Serological indicators: 5 mL of elbow venous blood was collected from all patients at the time of admission. Samples were centrifuged for 10 min at 3000 RPM, and the upper layer of serum samples was stored at -80 ℃. The concentrations of of endolipin and Gal-3 were detected by enzyme immunoassay using the kit from Shanghai Xitang Biotechnology Co. Before beginning the experiment, all blank, standard and sample wells were set up, and the absorbance value (OD) at 450 nm was measured on the enzyme labeling instrument to calculate the expression.

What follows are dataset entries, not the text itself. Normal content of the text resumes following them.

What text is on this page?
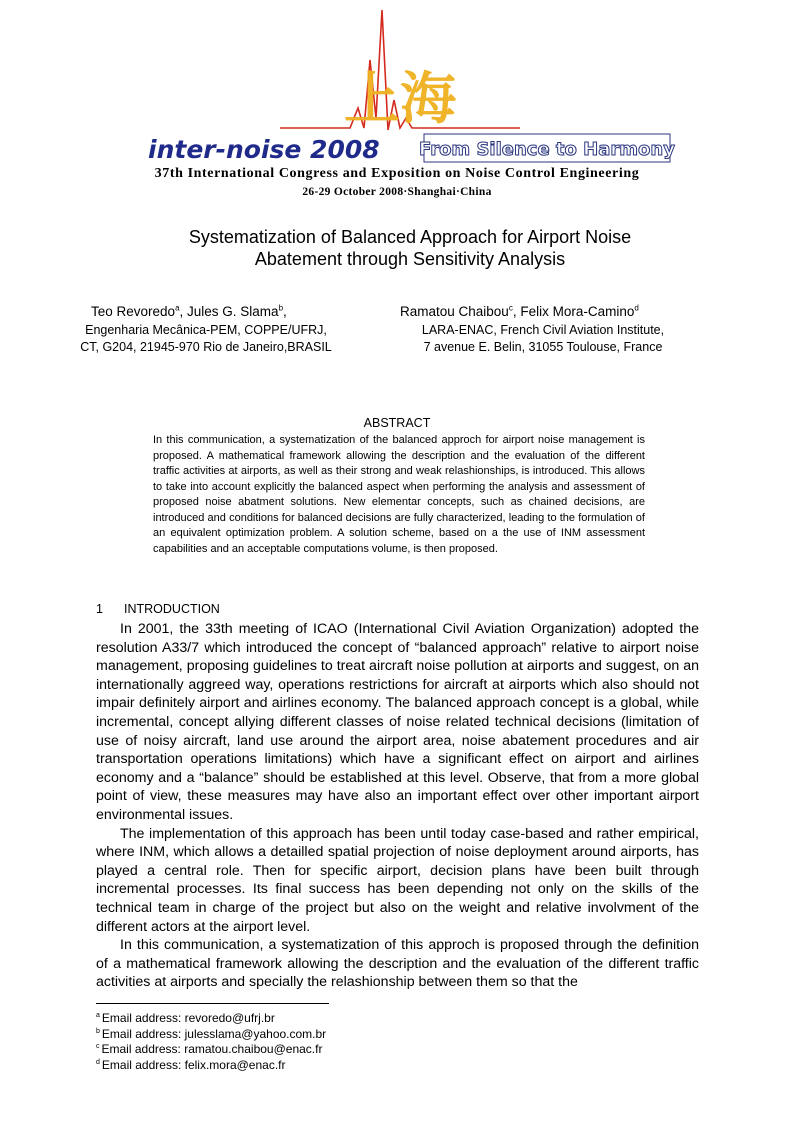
上海
inter-noise 2008 From Silence to Harmony
37th International Congress and Exposition on Noise Control Engineering
26-29 October 2008·Shanghai·China
Systematization of Balanced Approach for Airport Noise
Abatement through Sensitivity Analysis
Teo Revoredo$^a$, Jules G. Slama$^b$,
Engenharia Mecânica-PEM, COPPE/UFRJ,
CT, G204, 21945-970 Rio de Janeiro,BRASIL
Ramatou Chaibou$^c$, Felix Mora-Camino$^d$
LARA-ENAC, French Civil Aviation Institute,
7 avenue E. Belin, 31055 Toulouse, France
ABSTRACT
In this communication, a systematization of the balanced approch for airport noise management is proposed. A mathematical framework allowing the description and the evaluation of the different traffic activities at airports, as well as their strong and weak relashionships, is introduced. This allows to take into account explicitly the balanced aspect when performing the analysis and assessment of proposed noise abatment solutions. New elementar concepts, such as chained decisions, are introduced and conditions for balanced decisions are fully characterized, leading to the formulation of an equivalent optimization problem. A solution scheme, based on a the use of INM assessment capabilities and an acceptable computations volume, is then proposed.
1 INTRODUCTION

In 2001, the 33th meeting of ICAO (International Civil Aviation Organization) adopted the resolution A33/7 which introduced the concept of “balanced approach” relative to airport noise management, proposing guidelines to treat aircraft noise pollution at airports and suggest, on an internationally aggreed way, operations restrictions for aircraft at airports which also should not impair definitely airport and airlines economy. The balanced approach concept is a global, while incremental, concept allying different classes of noise related technical decisions (limitation of use of noisy aircraft, land use around the airport area, noise abatement procedures and air transportation operations limitations) which have a significant effect on airport and airlines economy and a “balance” should be established at this level. Observe, that from a more global point of view, these measures may have also an important effect over other important airport environmental issues.

The implementation of this approach has been until today case-based and rather empirical, where INM, which allows a detailled spatial projection of noise deployment around airports, has played a central role. Then for specific airport, decision plans have been built through incremental processes. Its final success has been depending not only on the skills of the technical team in charge of the project but also on the weight and relative involvment of the different actors at the airport level.

In this communication, a systematization of this approch is proposed through the definition of a mathematical framework allowing the description and the evaluation of the different traffic activities at airports and specially the relashionship between them so that the

$^a$ Email address: revoredo@ufrj.br
$^b$ Email address: julesslama@yahoo.com.br
$^c$ Email address: ramatou.chaibou@enac.fr
$^d$ Email address: felix.mora@enac.fr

MRI examination: Patients in both groups underwent examination by cranial MRI after admission to the hospital using a Philips Achieva 3. 0 T MR diagnostic machine with 8-channel head coil. The scanning sequence was as follows: Diffusion-weighted imaging sequence: Repetition time (TR) was 2194 ms, echo time (TE) was 84 ms, field of view: 230 mm × 230 mm; matrix was 152 × 121; scanning time was 46 s; three-dimensional time-of-flight method (3D-TOF MRA): TR was 25 ms, TE was 3.5 ms, field of view was 200 mm × 200 mm; matrix was 572 × 1290 The scan time was at 548 s; T2-weighted imaging: TR of 3000 ms, TE of 53 ms, field of view of 180 mm × 200 mm; matrix of 360 × 398; scan time was at 11 min; T1WI sequence: TR of 600 ms, TE of 10 ms, field of view of 230 mm × 183 mm; matrix of 256 × 163; scan time was at 298 s; the scan range was from the carotid root to the carotid artery. The range of scanning was from the root of the carotid artery to above the corpus callosum. The scanned images were uploaded to the post-processing workstation for processing and analysis, and the lumen area (LA), wall area (WA), vessel area (VA), normalized wall index (NWI), NWI = WA/(WA + LA) × 100%, and luminal stenosis rate of the carotid vessels of the patients were measured. The patients' lesion morphology was defined as follows: Lacunar cerebral infarction, diameter ≤ 1.5 cm; large infarction, diameter > 1.5 cm; multifocal infarction, infarct lesions ≥ 2. Arterial luminal plaque formation was also assessed, with a plaque defined as a region in the localized wall of the artery that was eccentrically thickened, where the thickness of the thinnest position of the wall was less than 1/2 of the thickest part of the wall.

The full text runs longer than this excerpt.